A pesar de la bruma, producida por los focos de incendios, quemazón de pastizales y despreocupados “ciudadanos” que incineran hojas y demás residuos en las calles o patios baldíos, los lapachos comenzaron a brindarnos su colorido espectáculo anual.
Las frondosas copas compuestas por miles de ramilletes de campanillas tiñen a la ciudad de rosa, amarillo, morado y blanco, mientras coros formados por distintos tipos de aves saludan a todo aquel que quiera, o pueda oírlos entre el bullicio producido por bocinas, reguetón y desvencijados transportes públicos.
Bajo los añosos troncos se encuentra la verde amarronada alfombra formada por millones de crepitantes hojas dispersa sobre veredas y calles tratando de ocultar debajo de su manto a los envases descartables y papeles abandonados por indiferentes transeúntes.
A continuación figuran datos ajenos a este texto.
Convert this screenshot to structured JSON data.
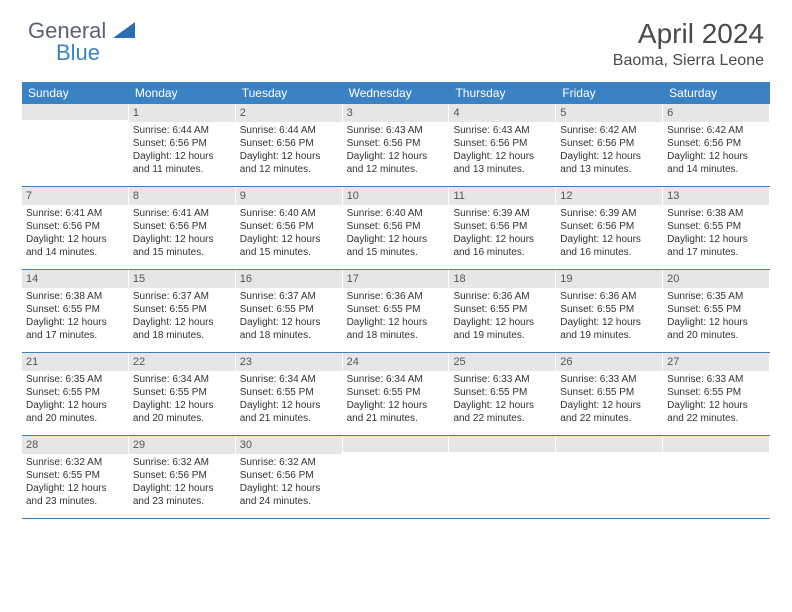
{
  "logo": {
    "text1": "General",
    "text2": "Blue"
  },
  "title": "April 2024",
  "location": "Baoma, Sierra Leone",
  "weekdays": [
    "Sunday",
    "Monday",
    "Tuesday",
    "Wednesday",
    "Thursday",
    "Friday",
    "Saturday"
  ],
  "colors": {
    "header_bg": "#3b82c4",
    "header_text": "#ffffff",
    "daynum_bg": "#e6e6e6",
    "border": "#3b82c4",
    "logo_gray": "#5a6470",
    "logo_blue": "#3b82c4"
  },
  "weeks": [
    [
      {
        "n": "",
        "sr": "",
        "ss": "",
        "dl": ""
      },
      {
        "n": "1",
        "sr": "6:44 AM",
        "ss": "6:56 PM",
        "dl": "12 hours and 11 minutes."
      },
      {
        "n": "2",
        "sr": "6:44 AM",
        "ss": "6:56 PM",
        "dl": "12 hours and 12 minutes."
      },
      {
        "n": "3",
        "sr": "6:43 AM",
        "ss": "6:56 PM",
        "dl": "12 hours and 12 minutes."
      },
      {
        "n": "4",
        "sr": "6:43 AM",
        "ss": "6:56 PM",
        "dl": "12 hours and 13 minutes."
      },
      {
        "n": "5",
        "sr": "6:42 AM",
        "ss": "6:56 PM",
        "dl": "12 hours and 13 minutes."
      },
      {
        "n": "6",
        "sr": "6:42 AM",
        "ss": "6:56 PM",
        "dl": "12 hours and 14 minutes."
      }
    ],
    [
      {
        "n": "7",
        "sr": "6:41 AM",
        "ss": "6:56 PM",
        "dl": "12 hours and 14 minutes."
      },
      {
        "n": "8",
        "sr": "6:41 AM",
        "ss": "6:56 PM",
        "dl": "12 hours and 15 minutes."
      },
      {
        "n": "9",
        "sr": "6:40 AM",
        "ss": "6:56 PM",
        "dl": "12 hours and 15 minutes."
      },
      {
        "n": "10",
        "sr": "6:40 AM",
        "ss": "6:56 PM",
        "dl": "12 hours and 15 minutes."
      },
      {
        "n": "11",
        "sr": "6:39 AM",
        "ss": "6:56 PM",
        "dl": "12 hours and 16 minutes."
      },
      {
        "n": "12",
        "sr": "6:39 AM",
        "ss": "6:56 PM",
        "dl": "12 hours and 16 minutes."
      },
      {
        "n": "13",
        "sr": "6:38 AM",
        "ss": "6:55 PM",
        "dl": "12 hours and 17 minutes."
      }
    ],
    [
      {
        "n": "14",
        "sr": "6:38 AM",
        "ss": "6:55 PM",
        "dl": "12 hours and 17 minutes."
      },
      {
        "n": "15",
        "sr": "6:37 AM",
        "ss": "6:55 PM",
        "dl": "12 hours and 18 minutes."
      },
      {
        "n": "16",
        "sr": "6:37 AM",
        "ss": "6:55 PM",
        "dl": "12 hours and 18 minutes."
      },
      {
        "n": "17",
        "sr": "6:36 AM",
        "ss": "6:55 PM",
        "dl": "12 hours and 18 minutes."
      },
      {
        "n": "18",
        "sr": "6:36 AM",
        "ss": "6:55 PM",
        "dl": "12 hours and 19 minutes."
      },
      {
        "n": "19",
        "sr": "6:36 AM",
        "ss": "6:55 PM",
        "dl": "12 hours and 19 minutes."
      },
      {
        "n": "20",
        "sr": "6:35 AM",
        "ss": "6:55 PM",
        "dl": "12 hours and 20 minutes."
      }
    ],
    [
      {
        "n": "21",
        "sr": "6:35 AM",
        "ss": "6:55 PM",
        "dl": "12 hours and 20 minutes."
      },
      {
        "n": "22",
        "sr": "6:34 AM",
        "ss": "6:55 PM",
        "dl": "12 hours and 20 minutes."
      },
      {
        "n": "23",
        "sr": "6:34 AM",
        "ss": "6:55 PM",
        "dl": "12 hours and 21 minutes."
      },
      {
        "n": "24",
        "sr": "6:34 AM",
        "ss": "6:55 PM",
        "dl": "12 hours and 21 minutes."
      },
      {
        "n": "25",
        "sr": "6:33 AM",
        "ss": "6:55 PM",
        "dl": "12 hours and 22 minutes."
      },
      {
        "n": "26",
        "sr": "6:33 AM",
        "ss": "6:55 PM",
        "dl": "12 hours and 22 minutes."
      },
      {
        "n": "27",
        "sr": "6:33 AM",
        "ss": "6:55 PM",
        "dl": "12 hours and 22 minutes."
      }
    ],
    [
      {
        "n": "28",
        "sr": "6:32 AM",
        "ss": "6:55 PM",
        "dl": "12 hours and 23 minutes."
      },
      {
        "n": "29",
        "sr": "6:32 AM",
        "ss": "6:56 PM",
        "dl": "12 hours and 23 minutes."
      },
      {
        "n": "30",
        "sr": "6:32 AM",
        "ss": "6:56 PM",
        "dl": "12 hours and 24 minutes."
      },
      {
        "n": "",
        "sr": "",
        "ss": "",
        "dl": ""
      },
      {
        "n": "",
        "sr": "",
        "ss": "",
        "dl": ""
      },
      {
        "n": "",
        "sr": "",
        "ss": "",
        "dl": ""
      },
      {
        "n": "",
        "sr": "",
        "ss": "",
        "dl": ""
      }
    ]
  ],
  "labels": {
    "sunrise": "Sunrise:",
    "sunset": "Sunset:",
    "daylight": "Daylight:"
  }
}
El leve aroma de los azaares de los pocos naranjos y pomelos, que en otra época abundaban en las calles asuncenas, tratan de competir con el desagradable olor del humo del transito.
En unos meses, estas flores serán reemplazadas por la de los tarumá, timbós, jacarandaes y los rojos chivatos quienes se encargarán de cambiar el color y la cara a la ciudad.
Este vibrante espectáculo que la naturaleza nos brinda cada año es desaprovechado por la mayoría de los habitantes de la urbe que recorren las calles ensimismados en sus problemas o en la lectura de algún amarillento pasquín comprado al canillita de la esquina.
Esta generalizada indiferencia parece no importar a la naturaleza quien, año a año, y a pesar del maltrato desmedido del hombre, sigue ofreciendo su siempre eterno y renovado esplendor a todo aquel que se detenga a admirarlo.